L'ordre rétabli, la plupart d'entre eux démissionnèrent. Prévinaire entra au gouvernement provincial du Brabant au printemps 1832, en qualité de chef de division et de secrétaire de la commission provinciale d'agriculture. L'Almanach de poche de Bruxelles pour l'année bissextile 1836 décrit comme suit ses attributions : « Organisation militaire ; casernement des troupes ; chauffage et éclairage des troupes ; hôpitaux militaires ; police militaire ; mouvement des troupes ; nourriture des troupes ; matériel de l'armée ; places de guerre ; milice nationale ; armée de réserve ; garde civique ; gendarmerie ; gardes champêtres ; chasse ; police générale ; passeports ; police sanitaire ; police municipale ; prisons de passage. » Sans doute son expérience militaire lui avait-elle valu cette désignation à un moment où l'administration se constituait sur de nouvelles bases et où les compétences étaient rares.

Au bout de peu d'années Prévinaire changea fusil d'épaule. Vers la fin de 1837, il troqua le célibat contre le mariage et la vie administrative contre celle des affaires. L'horizon relativement borné dans lequel il s'était enfermé jusqu'alors s'élargit brusquement sur de vastes perspectives.

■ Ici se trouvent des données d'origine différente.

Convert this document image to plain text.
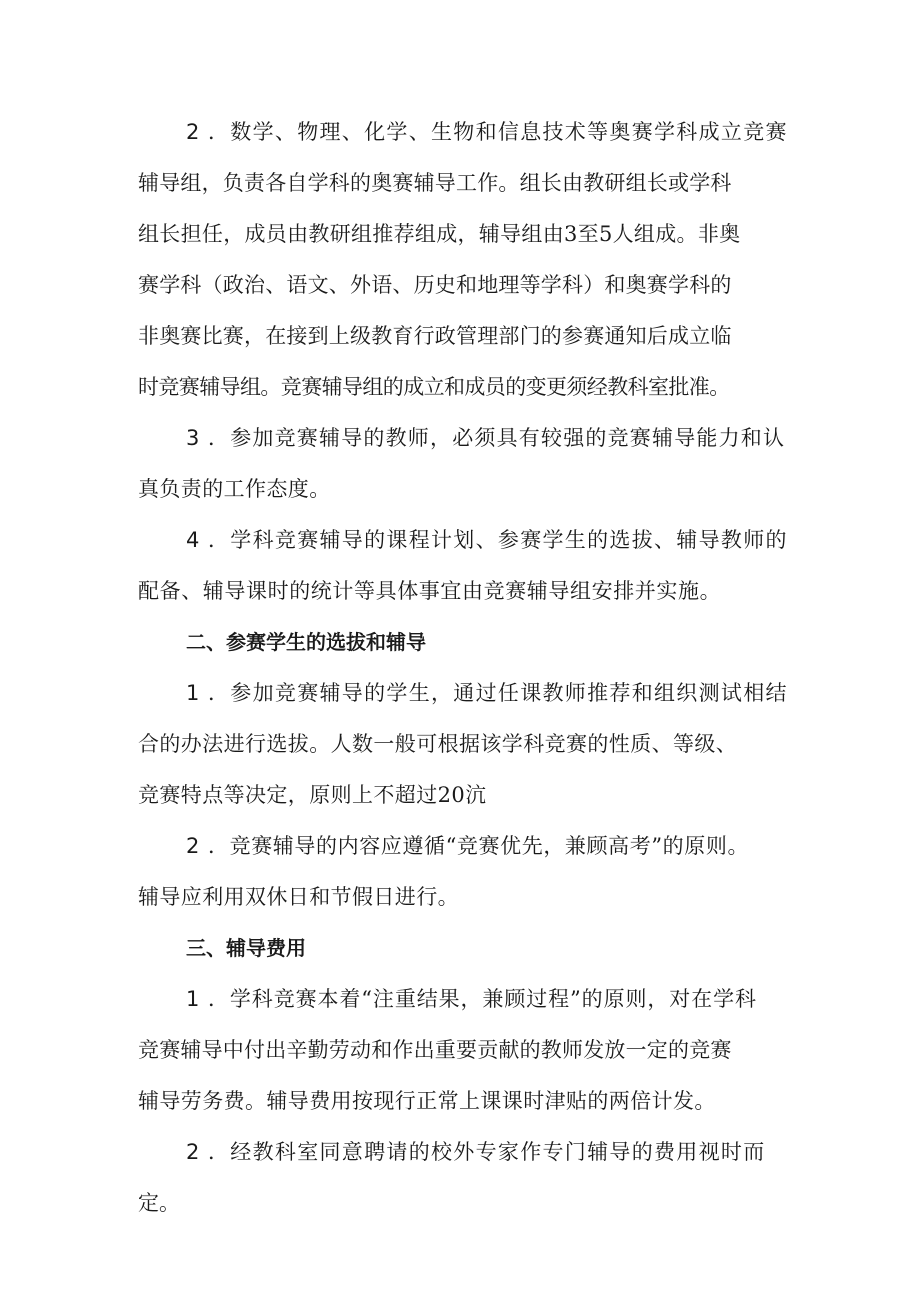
2 ．数学、物理、化学、生物和信息技术等奥赛学科成立竞赛
辅导组，负责各自学科的奥赛辅导工作。组长由教研组长或学科
组长担任，成员由教研组推荐组成，辅导组由3至5人组成。非奥
赛学科（政治、语文、外语、历史和地理等学科）和奥赛学科的
非奥赛比赛，在接到上级教育行政管理部门的参赛通知后成立临
时竞赛辅导组。竞赛辅导组的成立和成员的变更须经教科室批准。
3 ．参加竞赛辅导的教师，必须具有较强的竞赛辅导能力和认
真负责的工作态度。
4 ．学科竞赛辅导的课程计划、参赛学生的选拔、辅导教师的
配备、辅导课时的统计等具体事宜由竞赛辅导组安排并实施。
二、参赛学生的选拔和辅导
1 ．参加竞赛辅导的学生，通过任课教师推荐和组织测试相结
合的办法进行选拔。人数一般可根据该学科竞赛的性质、等级、
竞赛特点等决定，原则上不超过20沆
2 ．竞赛辅导的内容应遵循“竞赛优先，兼顾高考”的原则。
辅导应利用双休日和节假日进行。
三、辅导费用
1 ．学科竞赛本着“注重结果，兼顾过程”的原则，对在学科
竞赛辅导中付出辛勤劳动和作出重要贡献的教师发放一定的竞赛
辅导劳务费。辅导费用按现行正常上课课时津贴的两倍计发。
2 ．经教科室同意聘请的校外专家作专门辅导的费用视时而
定。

Prévinaire aide à l'expansion de l'industrie textile belge

Son mariage avec sa cousine le décide à entrer dans l'industrie textile après avoir voyagé longtemps à l'étranger, étudié sur place les débouchés et s'être fait la main dans les entreprises hollandaises de son beau-père, un des hommes les plus progressifs d'une époque qui en connut beaucoup.

Dans sa jeunesse déjà, celui-ci avait mis à profit l'union entre Ie Nord et le Sud pour étendre largement ses affaires.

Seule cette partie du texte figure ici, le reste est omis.